Question

2000. Reverse Prefix of Word

中文文档

Description

Given a 0-indexed string word and a character ch, reverse the segment of word that starts at index 0 and ends at the index of the first occurrence of ch (inclusive). If the character ch does not exist in word, do nothing.

• For example, if word = "abcdefd" and ch = "d", then you should reverse the segment that starts at 0 and ends at 3 (inclusive). The resulting string will be "dcbaefd".

Return _the resulting string_.

 

Example 1:

Input: word = "abcdefd", ch = "d"
Output: "dcbaefd"
Explanation: The first occurrence of "d" is at index 3. 
Reverse the part of word from 0 to 3 (inclusive), the resulting string is "dcbaefd".

Example 2:

Input: word = "xyxzxe", ch = "z"
Output: "zxyxxe"
Explanation: The first and only occurrence of "z" is at index 3.
Reverse the part of word from 0 to 3 (inclusive), the resulting string is "zxyxxe".

Example 3:

Input: word = "abcd", ch = "z"
Output: "abcd"
Explanation: "z" does not exist in word.
You should not do any reverse operation, the resulting string is "abcd".

 

Constraints:

• 1 <= word.length <= 250
• word consists of lowercase English letters.
• ch is a lowercase English letter.

Solutions

Solution 1: Simulation

First, we find the index $i$ where the character $ch$ first appears. Then, we reverse the characters from index $0$ to index $i$ (including index $i$). Finally, we concatenate the reversed string with the string starting from index $i + 1$.

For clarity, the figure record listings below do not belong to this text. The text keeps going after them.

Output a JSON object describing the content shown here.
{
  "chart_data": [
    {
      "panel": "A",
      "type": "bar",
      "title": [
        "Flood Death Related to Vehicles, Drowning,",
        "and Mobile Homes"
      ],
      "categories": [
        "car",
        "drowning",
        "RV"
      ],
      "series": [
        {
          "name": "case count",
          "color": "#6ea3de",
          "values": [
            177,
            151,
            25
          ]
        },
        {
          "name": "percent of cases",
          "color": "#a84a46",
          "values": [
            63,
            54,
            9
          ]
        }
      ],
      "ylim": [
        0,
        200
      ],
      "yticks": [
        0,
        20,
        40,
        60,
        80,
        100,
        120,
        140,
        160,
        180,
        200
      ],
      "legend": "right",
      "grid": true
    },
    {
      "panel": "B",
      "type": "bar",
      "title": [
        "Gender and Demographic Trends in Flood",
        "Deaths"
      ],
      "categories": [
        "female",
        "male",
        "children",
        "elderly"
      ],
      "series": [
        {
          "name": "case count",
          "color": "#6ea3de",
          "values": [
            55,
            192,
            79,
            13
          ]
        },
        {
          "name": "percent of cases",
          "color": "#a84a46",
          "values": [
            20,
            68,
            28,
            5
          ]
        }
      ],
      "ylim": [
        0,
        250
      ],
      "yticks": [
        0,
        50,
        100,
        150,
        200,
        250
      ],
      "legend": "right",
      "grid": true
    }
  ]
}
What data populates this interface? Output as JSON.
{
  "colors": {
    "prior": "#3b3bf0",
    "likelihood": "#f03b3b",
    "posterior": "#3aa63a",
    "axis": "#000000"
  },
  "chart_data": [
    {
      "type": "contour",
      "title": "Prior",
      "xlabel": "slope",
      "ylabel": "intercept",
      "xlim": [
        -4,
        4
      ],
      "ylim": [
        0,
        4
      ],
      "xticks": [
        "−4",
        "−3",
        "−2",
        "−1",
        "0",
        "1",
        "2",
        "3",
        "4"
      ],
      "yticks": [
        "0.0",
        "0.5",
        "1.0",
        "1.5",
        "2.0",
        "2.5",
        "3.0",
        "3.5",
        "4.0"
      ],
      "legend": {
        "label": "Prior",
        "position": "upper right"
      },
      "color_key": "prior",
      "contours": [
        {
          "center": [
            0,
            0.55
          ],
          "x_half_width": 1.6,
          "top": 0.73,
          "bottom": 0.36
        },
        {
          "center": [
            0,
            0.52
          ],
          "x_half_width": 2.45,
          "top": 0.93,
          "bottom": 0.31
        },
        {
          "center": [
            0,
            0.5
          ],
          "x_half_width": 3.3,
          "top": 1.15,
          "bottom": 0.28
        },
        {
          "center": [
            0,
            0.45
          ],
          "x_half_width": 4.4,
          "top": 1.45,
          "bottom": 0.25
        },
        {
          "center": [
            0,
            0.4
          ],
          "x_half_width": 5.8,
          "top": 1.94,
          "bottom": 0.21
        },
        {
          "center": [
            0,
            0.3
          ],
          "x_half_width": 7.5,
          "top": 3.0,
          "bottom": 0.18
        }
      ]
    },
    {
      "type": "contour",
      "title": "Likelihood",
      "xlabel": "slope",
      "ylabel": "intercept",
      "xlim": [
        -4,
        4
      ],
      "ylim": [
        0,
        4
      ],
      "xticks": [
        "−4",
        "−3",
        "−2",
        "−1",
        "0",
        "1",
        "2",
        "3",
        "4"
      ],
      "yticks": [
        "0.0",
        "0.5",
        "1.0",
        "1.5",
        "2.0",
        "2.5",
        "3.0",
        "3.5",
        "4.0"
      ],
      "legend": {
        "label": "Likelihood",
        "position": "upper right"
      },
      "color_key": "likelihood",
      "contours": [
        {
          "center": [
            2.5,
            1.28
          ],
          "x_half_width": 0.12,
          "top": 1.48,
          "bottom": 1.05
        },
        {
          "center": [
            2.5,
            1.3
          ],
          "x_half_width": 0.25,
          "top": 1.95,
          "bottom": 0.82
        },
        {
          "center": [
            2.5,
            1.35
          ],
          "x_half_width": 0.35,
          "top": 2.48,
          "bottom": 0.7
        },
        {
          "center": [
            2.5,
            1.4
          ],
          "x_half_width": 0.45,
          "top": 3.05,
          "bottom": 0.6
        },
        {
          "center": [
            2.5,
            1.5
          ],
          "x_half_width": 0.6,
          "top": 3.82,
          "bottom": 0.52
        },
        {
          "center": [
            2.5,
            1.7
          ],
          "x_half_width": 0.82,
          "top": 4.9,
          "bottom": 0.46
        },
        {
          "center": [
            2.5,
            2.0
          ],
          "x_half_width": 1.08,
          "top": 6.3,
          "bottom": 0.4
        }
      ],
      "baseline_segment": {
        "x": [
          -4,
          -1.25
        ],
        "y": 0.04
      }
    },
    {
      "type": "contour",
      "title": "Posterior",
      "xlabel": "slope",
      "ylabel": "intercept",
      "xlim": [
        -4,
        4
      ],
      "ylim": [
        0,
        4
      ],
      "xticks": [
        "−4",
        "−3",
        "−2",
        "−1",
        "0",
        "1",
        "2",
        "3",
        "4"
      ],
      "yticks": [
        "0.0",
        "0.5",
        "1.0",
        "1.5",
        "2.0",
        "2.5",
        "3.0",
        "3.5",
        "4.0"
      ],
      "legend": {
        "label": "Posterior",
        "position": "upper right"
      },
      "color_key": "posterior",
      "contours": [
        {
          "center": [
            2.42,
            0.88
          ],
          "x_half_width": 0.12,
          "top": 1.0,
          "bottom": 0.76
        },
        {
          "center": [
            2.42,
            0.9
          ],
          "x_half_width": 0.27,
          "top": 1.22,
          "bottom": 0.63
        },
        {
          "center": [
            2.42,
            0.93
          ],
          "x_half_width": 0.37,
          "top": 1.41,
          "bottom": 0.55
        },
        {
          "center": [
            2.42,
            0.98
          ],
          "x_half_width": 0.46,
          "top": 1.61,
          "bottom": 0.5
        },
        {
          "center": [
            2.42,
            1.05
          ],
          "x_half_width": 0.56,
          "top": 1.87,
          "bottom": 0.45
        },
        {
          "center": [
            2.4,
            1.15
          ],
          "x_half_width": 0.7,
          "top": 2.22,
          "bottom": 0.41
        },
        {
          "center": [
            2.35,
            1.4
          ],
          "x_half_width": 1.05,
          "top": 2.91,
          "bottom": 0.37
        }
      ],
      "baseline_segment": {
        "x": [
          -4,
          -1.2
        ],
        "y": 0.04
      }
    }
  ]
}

The time complexity is $O(n)$, and the space complexity is $O(n)$. Here, $n$ is the length of the string $word$.

class Solution:
  def reversePrefix(self, word: str, ch: str) -> str:
    i = word.find(ch)
    return word if i == -1 else word[i::-1] + word[i + 1 :]

class Solution {
  public String reversePrefix(String word, char ch) {
    int j = word.indexOf(ch);
    if (j == -1) {
      return word;
    }
    char[] cs = word.toCharArray();
    for (int i = 0; i < j; ++i, --j) {
      char t = cs[i];
      cs[i] = cs[j];
      cs[j] = t;
    }
    return String.valueOf(cs);
  }
}

class Solution {
public:
  string reversePrefix(string word, char ch) {
    int i = word.find(ch);
    if (i != string::npos) {
      reverse(word.begin(), word.begin() + i + 1);
    }
    return word;
  }
};

func reversePrefix(word string, ch byte) string {
  j := strings.IndexByte(word, ch)
  if j < 0 {
    return word
  }
  s := []byte(word)
  for i := 0; i < j; i++ {
    s[i], s[j] = s[j], s[i]
    j--
  }
  return string(s)
}

function reversePrefix(word: string, ch: string): string {
  const i = word.indexOf(ch) + 1;
  if (!i) {
    return word;
  }
  return [...word.slice(0, i)].reverse().join('') + word.slice(i);
}

impl Solution {
  pub fn reverse_prefix(word: String, ch: char) -> String {
    match word.find(ch) {
      Some(i) => word[..=i].chars().rev().collect::<String>() + &word[i + 1..],
      None => word,
    }
  }
}

class Solution {
  /**
   * @param String $word
   * @param String $ch
   * @return String
   */
  function reversePrefix($word, $ch) {
    $len = strlen($word);
    $rs = '';
    for ($i = 0; $i < $len; $i++) {
      $rs = $rs . $word[$i];
      if ($word[$i] == $ch) {
        break;
      }
    }
    if (strlen($rs) == $len && $rs[$len - 1] != $ch) {
      return $word;
    }
    $rs = strrev($rs);
    $rs = $rs . substr($word, strlen($rs));
    return $rs;
  }
}

Solution 2

class Solution {
  public String reversePrefix(String word, char ch) {
    int j = word.indexOf(ch);
    if (j == -1) {
      return word;
    }
    return new StringBuilder(word.substring(0, j + 1))
      .reverse()
      .append(word.substring(j + 1))
      .toString();
  }
}